North High School will hold Piano Night on Tuesday, April 4, at 7:30 p.m., in the school Library, 35 Polo Rd. The event is student-run and will be hosted by the North High Piano Club. A variety of music for piano will be performed, from beginning to advanced levels. Faculty sponsor for Piano Night is Dr. Janine Robinson, vocal music teacher.

 

National Art Convention Presenters

NAEA

Christine Mulligan, art teacher at Kennedy School, and Rosemary Sloggatt, art teacher at Saddle Rock School, were co-presenters at the National Art Education Association (NAEA) Convention, held in New York, at the beginning of March. Their lecture presentation was titled, "Constructing Curriculum: Materials-based Best Practices for New Elementary Teachers." Ms. Sloggatt explained that she and Dr. Mulligan "decided to develop a workshop based on our experiences during last years' NAEA Convention. We felt that there could be more workshops that offered opportunities for new teachers to explore the richness of creating curriculum founded on the philosophy that all art stems from experiences with materials. As teachers with more than 30 years combined teaching experience, we wanted to share our pedagogical practice with our colleagues new to the field of art education." Their presentation showed teachers how to create and offer exciting and successful standard-based lessons rooted in their curriculum experiences with materials. The competition to present at this year's NAEA Convention was intense with a record number of applications (2,263) received. After a blind peer review and selection process, only 35 percent of submitted projects were accepted, with "Constructing Curriculum" among them.

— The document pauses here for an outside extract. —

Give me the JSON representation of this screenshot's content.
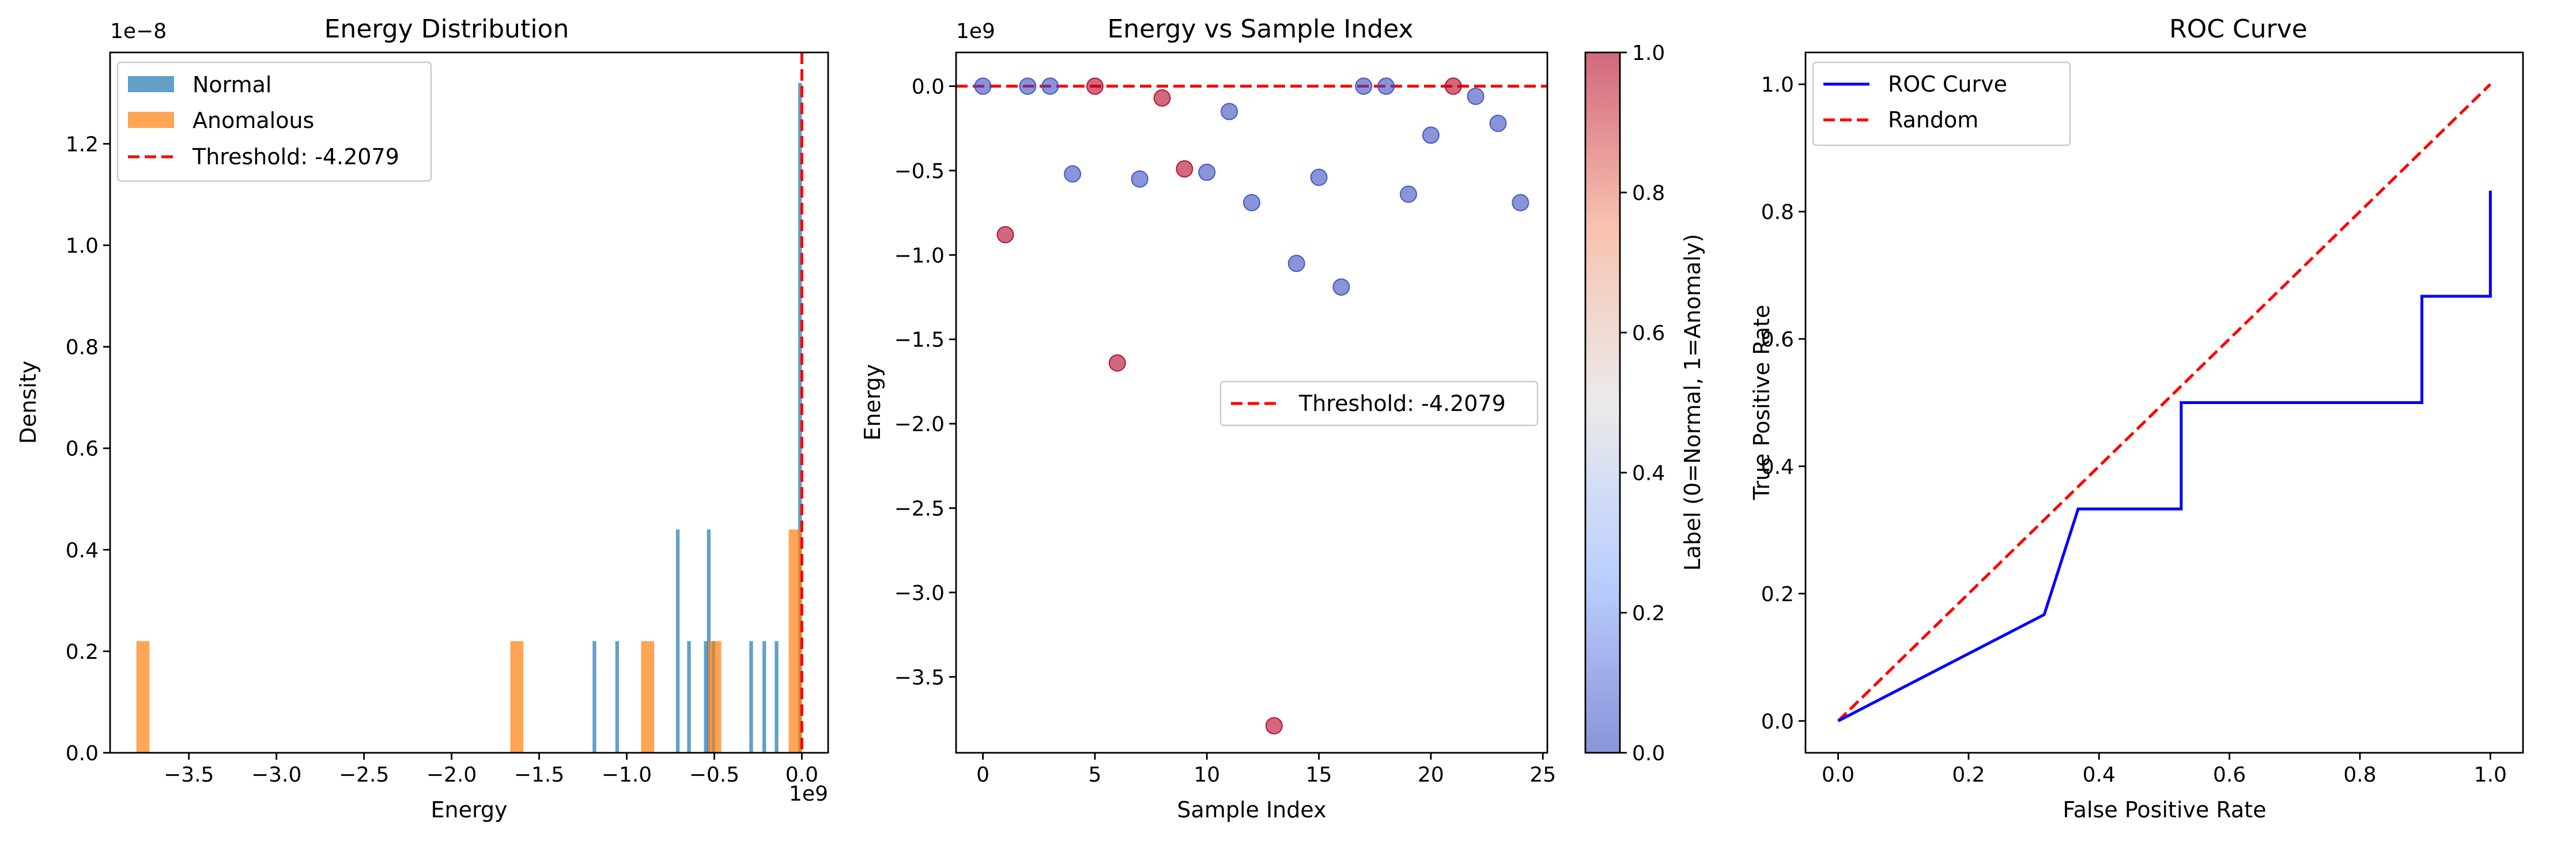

A Personal Holocaust Story

Holocaust

Last year, and again this year, South Middle School sixth-graders learned about the Holocaust in a very personal way--from a survivor. Eric Lipetz, father-in-law of South Middle science teacher Melissa Lipetz, told his story to the students about how he and his family escaped the Holocaust. As the Nazis began to gather Jews from Belgium, the ordeal began for the Lipetz family. Mr. Lipetz's father knew his family had to flee, but to get the necessary funds to do so, he had to risk passing Germans in the bank where he went to get diamonds out of his safety deposit box. The family tried to come to America, but was turned away because the "Jewish quota" had already been met. The family spent a few years in the Philippines where a Japanese soldier took the part of Mr. Lipetz and his brother after a Nazi reprimanded them for playing and making noise outside his house. While traveling on a train, one of Mr. Lipetz's brothers accidentally kicked a man, setting off a hidden radio revealing that the man was a German spy. Sixth-graders at South Middle read the historical-fiction novel, The Devil's Arithmetic, about a young Jewish girl from New York who is transported back in time to World War II and ends up in a concentration camp. A sixth-grader who heard Mr. Lipetz's talk commented, "Some of my ancestors survived the Holocaust and all I've ever heard are concentration camp stories. I've never heard this type of story of escape and moving to different places and meeting soldiers. It's not your average Holocaust story." One student said, "I realize how lucky I am that I am safe and everyone else is safe in this generation." Another student commented on how Mr. Lipetz did not become bitter from his experience: "I found it very surprising that he didn't loose his emotions. You would think that after going through all that, he would become emotionless. Instead, it probably gave him more."
In thanking Mr. Lipetz for sharing his story, a student said, "It takes a lot of courage to talk about a period in your life that is so emotional. So I want to say, 'thank you, thank you,' one more time."